I was able to match the k2c conv2d with keras. The trick is to specify the padding and the size of the padded image according to the rules in https://www.tensorflow.org/api_docs/python/tf/nn#notes_on_padding_2. The code below has the modification:
#include "k2c_include.h"
#include <stdio.h>
#include <math.h>
#include <algorithm>
#define num_channels 2
float input_buffer[80*80] = {0};
k2c_tensor input = {&input_buffer[0],num_channels,80*80,{ 80,80, 1, 1, 1}};
float pad_buffer[86*86]= {0};
k2c_tensor pad = {&pad_buffer[0],num_channels,86*86,{86,86,1,1,1}};
float output_buffer[86*86] = {0};
k2c_tensor output = {&output_buffer[0],num_channels,80*80,{ 80,80, 1, 1, 1}};
k2c_tensor output2 = {&output_buffer[0],num_channels,40*40,{ 40,40, 1, 1, 1}};
float kernel_buffer[7*7] = {0};
k2c_tensor kernel = {&kernel_buffer[0],num_channels,7*7,{ 7,7, 1, 1, 1}};
float bias_buffer = 0;
k2c_tensor bias = {&bias_buffer,num_channels,1,{ 1,1, 1, 1, 1}};
size_t stride[num_channels] = {1,1};
size_t dilation[num_channels] = {1,1};
size_t pad_values[4] = {3,3,3,3};
void print_tensor(k2c_tensor* output)
{
int k=0;
for (int i=0;i<output->shape[0];++i) {
for (int j=0;j<output->shape[1];++j,++k) {
printf("%.9f ",output->array[k]);
}
printf("\n");
}
}
int main(int argc, char** argv)
{
if (argc >= 3) {
stride[0] = atoi(argv[1]);
stride[1] = atoi(argv[2]);
}
for (int i=0;i<80*80;++i) {
input_buffer[i] = 1;
}
for (int i=0;i<7*7;++i) {
kernel_buffer[i] = 1;
}
/**
* 2D (spatial) Padding.
*
* :param output: tensor to store padded output data.
* :param input: tensor to pad.
* :param fill: value to fill in padded areas.
* :param pad: array[4] of how many rows/cols to pad.
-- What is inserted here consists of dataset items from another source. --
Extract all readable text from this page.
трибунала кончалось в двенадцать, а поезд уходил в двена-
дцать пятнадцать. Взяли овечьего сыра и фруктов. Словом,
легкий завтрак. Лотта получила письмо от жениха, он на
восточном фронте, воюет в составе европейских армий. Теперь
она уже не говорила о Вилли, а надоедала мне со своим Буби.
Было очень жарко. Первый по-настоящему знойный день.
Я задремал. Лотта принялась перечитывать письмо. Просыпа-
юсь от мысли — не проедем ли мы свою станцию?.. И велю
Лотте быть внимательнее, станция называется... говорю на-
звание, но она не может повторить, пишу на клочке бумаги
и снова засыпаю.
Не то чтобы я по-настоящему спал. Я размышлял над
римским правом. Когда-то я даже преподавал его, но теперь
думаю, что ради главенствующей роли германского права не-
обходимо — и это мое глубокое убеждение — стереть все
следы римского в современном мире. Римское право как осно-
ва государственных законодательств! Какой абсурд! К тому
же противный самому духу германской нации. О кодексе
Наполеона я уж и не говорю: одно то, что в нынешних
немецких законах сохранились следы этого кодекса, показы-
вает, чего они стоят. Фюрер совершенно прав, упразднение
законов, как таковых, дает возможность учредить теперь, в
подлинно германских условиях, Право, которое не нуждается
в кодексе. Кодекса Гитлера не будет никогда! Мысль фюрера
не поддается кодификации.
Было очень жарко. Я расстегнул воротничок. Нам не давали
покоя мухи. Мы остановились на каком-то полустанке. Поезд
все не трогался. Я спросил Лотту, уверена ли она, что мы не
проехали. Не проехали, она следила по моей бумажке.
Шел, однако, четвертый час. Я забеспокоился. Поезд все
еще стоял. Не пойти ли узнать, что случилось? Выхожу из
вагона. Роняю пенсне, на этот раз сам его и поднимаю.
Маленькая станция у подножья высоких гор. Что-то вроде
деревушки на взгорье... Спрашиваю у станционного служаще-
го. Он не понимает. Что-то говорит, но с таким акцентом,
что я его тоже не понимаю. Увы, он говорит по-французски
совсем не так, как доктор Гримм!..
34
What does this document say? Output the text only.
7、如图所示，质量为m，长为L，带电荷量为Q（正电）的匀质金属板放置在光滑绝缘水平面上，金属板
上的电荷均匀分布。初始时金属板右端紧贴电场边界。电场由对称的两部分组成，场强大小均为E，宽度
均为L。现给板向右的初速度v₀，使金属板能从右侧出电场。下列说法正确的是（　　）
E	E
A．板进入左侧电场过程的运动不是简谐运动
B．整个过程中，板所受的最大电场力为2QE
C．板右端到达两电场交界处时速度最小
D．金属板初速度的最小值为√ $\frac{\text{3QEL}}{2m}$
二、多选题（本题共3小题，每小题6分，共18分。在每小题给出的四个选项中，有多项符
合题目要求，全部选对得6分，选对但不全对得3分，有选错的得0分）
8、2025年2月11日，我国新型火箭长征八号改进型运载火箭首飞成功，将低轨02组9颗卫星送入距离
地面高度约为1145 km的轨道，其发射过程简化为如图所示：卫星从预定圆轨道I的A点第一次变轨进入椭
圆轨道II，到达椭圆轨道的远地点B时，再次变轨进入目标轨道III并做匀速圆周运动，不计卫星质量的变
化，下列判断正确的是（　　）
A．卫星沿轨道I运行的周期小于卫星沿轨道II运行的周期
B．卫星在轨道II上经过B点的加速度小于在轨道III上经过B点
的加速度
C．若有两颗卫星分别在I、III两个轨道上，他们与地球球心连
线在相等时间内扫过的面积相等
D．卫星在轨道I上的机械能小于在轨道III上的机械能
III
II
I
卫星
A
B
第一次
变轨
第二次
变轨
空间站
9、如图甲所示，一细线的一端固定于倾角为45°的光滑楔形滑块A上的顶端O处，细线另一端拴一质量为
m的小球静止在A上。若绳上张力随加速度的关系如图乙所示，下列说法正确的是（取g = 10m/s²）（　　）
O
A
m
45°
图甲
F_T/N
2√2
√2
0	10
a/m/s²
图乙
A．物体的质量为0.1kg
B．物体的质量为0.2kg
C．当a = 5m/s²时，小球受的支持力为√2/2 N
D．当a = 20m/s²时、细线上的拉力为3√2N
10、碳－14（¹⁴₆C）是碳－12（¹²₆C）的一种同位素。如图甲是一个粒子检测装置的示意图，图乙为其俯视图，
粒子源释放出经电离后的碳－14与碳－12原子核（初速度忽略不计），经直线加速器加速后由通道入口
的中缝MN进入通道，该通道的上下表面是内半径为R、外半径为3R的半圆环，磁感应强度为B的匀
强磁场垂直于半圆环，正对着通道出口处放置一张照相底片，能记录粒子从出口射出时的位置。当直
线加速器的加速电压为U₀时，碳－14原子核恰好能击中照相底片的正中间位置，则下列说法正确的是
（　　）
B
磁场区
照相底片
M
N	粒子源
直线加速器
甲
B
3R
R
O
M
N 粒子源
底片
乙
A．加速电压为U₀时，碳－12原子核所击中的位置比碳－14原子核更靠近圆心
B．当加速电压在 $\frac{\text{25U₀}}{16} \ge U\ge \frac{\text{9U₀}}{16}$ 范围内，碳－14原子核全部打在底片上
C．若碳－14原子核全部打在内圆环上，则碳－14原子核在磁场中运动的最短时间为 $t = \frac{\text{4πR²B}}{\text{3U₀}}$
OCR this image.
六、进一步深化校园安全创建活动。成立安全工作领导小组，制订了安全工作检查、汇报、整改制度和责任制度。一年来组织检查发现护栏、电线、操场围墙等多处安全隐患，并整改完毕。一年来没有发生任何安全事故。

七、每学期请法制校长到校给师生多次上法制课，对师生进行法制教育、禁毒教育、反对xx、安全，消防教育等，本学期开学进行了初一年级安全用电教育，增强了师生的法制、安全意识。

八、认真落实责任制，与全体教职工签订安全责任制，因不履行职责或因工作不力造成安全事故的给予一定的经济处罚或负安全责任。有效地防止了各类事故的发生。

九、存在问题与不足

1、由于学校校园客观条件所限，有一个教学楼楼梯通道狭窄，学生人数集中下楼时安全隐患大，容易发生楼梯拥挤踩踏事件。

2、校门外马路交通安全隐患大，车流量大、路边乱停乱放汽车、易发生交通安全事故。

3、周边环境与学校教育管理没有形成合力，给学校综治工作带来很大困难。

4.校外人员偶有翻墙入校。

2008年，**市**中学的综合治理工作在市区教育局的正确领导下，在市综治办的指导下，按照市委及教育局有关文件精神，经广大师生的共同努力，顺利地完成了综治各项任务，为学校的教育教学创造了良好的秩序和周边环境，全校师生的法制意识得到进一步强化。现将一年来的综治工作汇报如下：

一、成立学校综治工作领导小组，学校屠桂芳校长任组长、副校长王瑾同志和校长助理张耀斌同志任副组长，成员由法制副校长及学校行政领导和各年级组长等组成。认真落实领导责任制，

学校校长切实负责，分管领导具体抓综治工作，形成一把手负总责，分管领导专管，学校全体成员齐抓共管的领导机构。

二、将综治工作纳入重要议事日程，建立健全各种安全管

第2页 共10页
Order is {before dim 1, after dim 1, before dim 2, after dim 2}.
*/
int in_height = 80;
int in_width = 80;
int filter_height = 7;
int filter_width = 7;
int stride_height = stride[0];
int stride_width = stride[1];
int pad_along_height = 0;
int pad_along_width = 0;
if ( (in_height % stride_height) == 0) {
pad_along_height = std::max(filter_height - stride_height, 0);
} else {
pad_along_height = std::max(filter_height - (in_height % stride_height), 0);
}
if ( (in_width % stride_width) == 0) {
pad_along_width = std::max(filter_width - stride_width, 0);
} else {
pad_along_width = std::max(filter_width - (in_width % stride_width), 0);
}
int pad_top = pad_along_height / 2;
int pad_bottom = pad_along_height - pad_top;
int pad_left = pad_along_width / 2;
int pad_right = pad_along_width - pad_left;
pad_values[0] = pad_top;
pad_values[1] = pad_bottom;
pad_values[2] = pad_left;
pad_values[3] = pad_right;
pad.numel = (in_height+pad_top+pad_bottom)
*(in_width+pad_left+pad_right);
pad.shape[0] = in_height+pad_top+pad_bottom;
pad.shape[1] = in_width+pad_left+pad_right;
k2c_pad2d(&pad, &input, 0.0f, pad_values);
// print_tensor(&pad);
//return 0;
if (stride[0] == 1) {
k2c_conv2d(&output, &pad, &kernel,
&bias, stride, dilation,
k2c_linear);
print_tensor(&output);
} else {
k2c_conv2d(&output2, &pad, &kernel,
&bias, stride, dilation,
k2c_linear);
print_tensor(&output2);
}
return 0;
}
And the resulting images look as follows:

The code in weights2c.py seems to have the computations for the padding. But they don't look the same as the notes in the link above.